Trams Could Be The Answer To Lethal Air Quality

Waiting tram
Tram waiting at a stop in central Croydon; picture by the author

Lethal Air

Dear Editor,

I read the latest article in Kent Bylines with deep interest. Ella’s death certainly highlighted the need for us to address our lethal air quality urgently.

However, I was concerned that in all the discussion of replacing the internal combustion engine with electric engines, no mention was made of the tram as an efficient, economical and clean mode of transport for moving people locally.

Tram in Kyiv, Ukraine
Tram in Kyiv, Ukraine, on street alignment; picture by Romankravchuk, licensed under Creative Commons Attribution-Share Alike 4.0

Medway, where I live, is another area of Kent which is expanding rapidly, with infilling of fallow farmland taking place constantly. While the tram might not suit other places, for reasons of size or geography, in my view Medway is ideal as a growing conurbation in need of a light rail system. Buses, even FastTrack buses (currently Medway Council’s favored solution), are not necessarily the answer. Integration of different modes, e.g. buses feeding into light rail and heavy rail, is called for.
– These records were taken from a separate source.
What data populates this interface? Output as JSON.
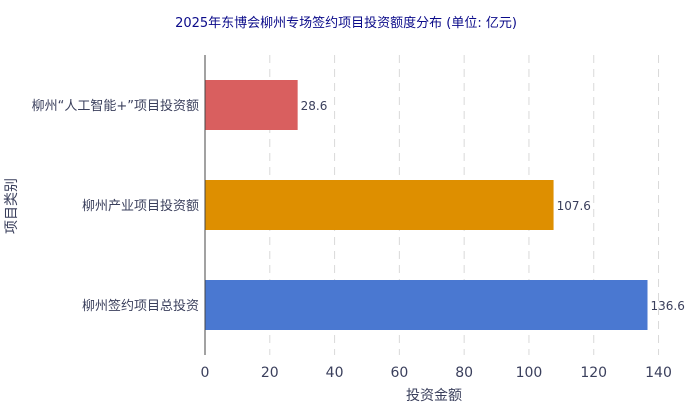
{
  "chart_data": {
    "type": "bar",
    "orientation": "horizontal",
    "title": "2025年东博会柳州专场签约项目投资额度分布 (单位: 亿元)",
    "xlabel": "投资金额",
    "ylabel": "项目类别",
    "categories": [
      "柳州“人工智能+”项目投资额",
      "柳州产业项目投资额",
      "柳州签约项目总投资"
    ],
    "values": [
      28.6,
      107.6,
      136.6
    ],
    "value_labels": [
      "28.6",
      "107.6",
      "136.6"
    ],
    "colors": [
      "#d95f5f",
      "#de8f00",
      "#4a78d1"
    ],
    "xlim": [
      0,
      142
    ],
    "xticks": [
      0,
      20,
      40,
      60,
      80,
      100,
      120,
      140
    ],
    "xtick_labels": [
      "0",
      "20",
      "40",
      "60",
      "80",
      "100",
      "120",
      "140"
    ],
    "grid": "vertical dashed"
  }
}
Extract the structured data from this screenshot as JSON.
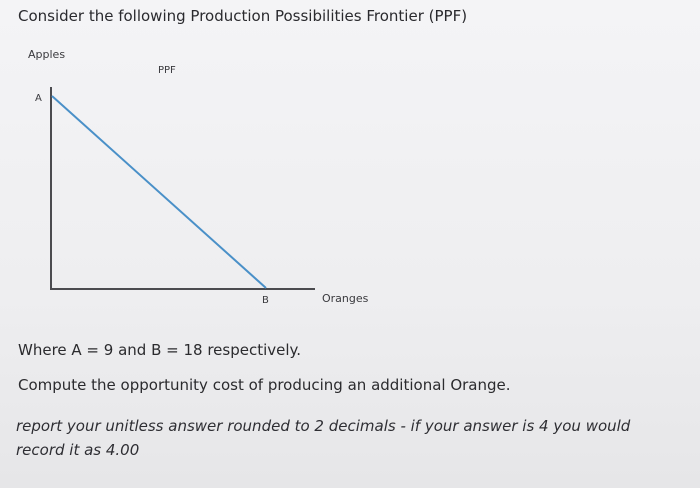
{
  "question": {
    "title": "Consider the following Production Possibilities Frontier (PPF)",
    "given": "Where A = 9 and B = 18 respectively.",
    "prompt": "Compute the opportunity cost of producing an additional Orange.",
    "instruction": "report your unitless answer rounded to 2 decimals - if your answer is 4 you would record it as 4.00"
  },
  "chart_data": {
    "type": "line",
    "ylabel": "Apples",
    "xlabel": "Oranges",
    "series": [
      {
        "name": "PPF",
        "points": [
          {
            "label": "A",
            "x": 0,
            "y": 9
          },
          {
            "label": "B",
            "x": 18,
            "y": 0
          }
        ]
      }
    ],
    "y_tick_label": "A",
    "x_tick_label": "B",
    "colors": {
      "ppf_line": "#4a90c8",
      "axes": "#4b4b4f"
    },
    "grid": false
  }
}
Likewise imagination and foresight! At present it would seem that transport needs for inflated populations is added as a coda, an afterthought. My understanding, derived from such organizations as the Light Rail Transit Association  is that providing a form of rapid transit, such as a tramway, before development of new housing begins, seriously aids in the healthy growth of these schemes.

Manchest Tram at MediaCityUK
Manchester Metrolink Tram at MediaCityUK terminus, Salford Quays; picture by Zack Hallam, licensed under Creative Commons Attribution-Share Alike 4.0

I’m certain that Medway is not the only area of Kent which would benefit from a light rail solution. How can we encourage our local councils, or even our national government, in spite of the initial capital outlay, to take light rail in our conurbations seriously? That would seriously enhance our urban air quality.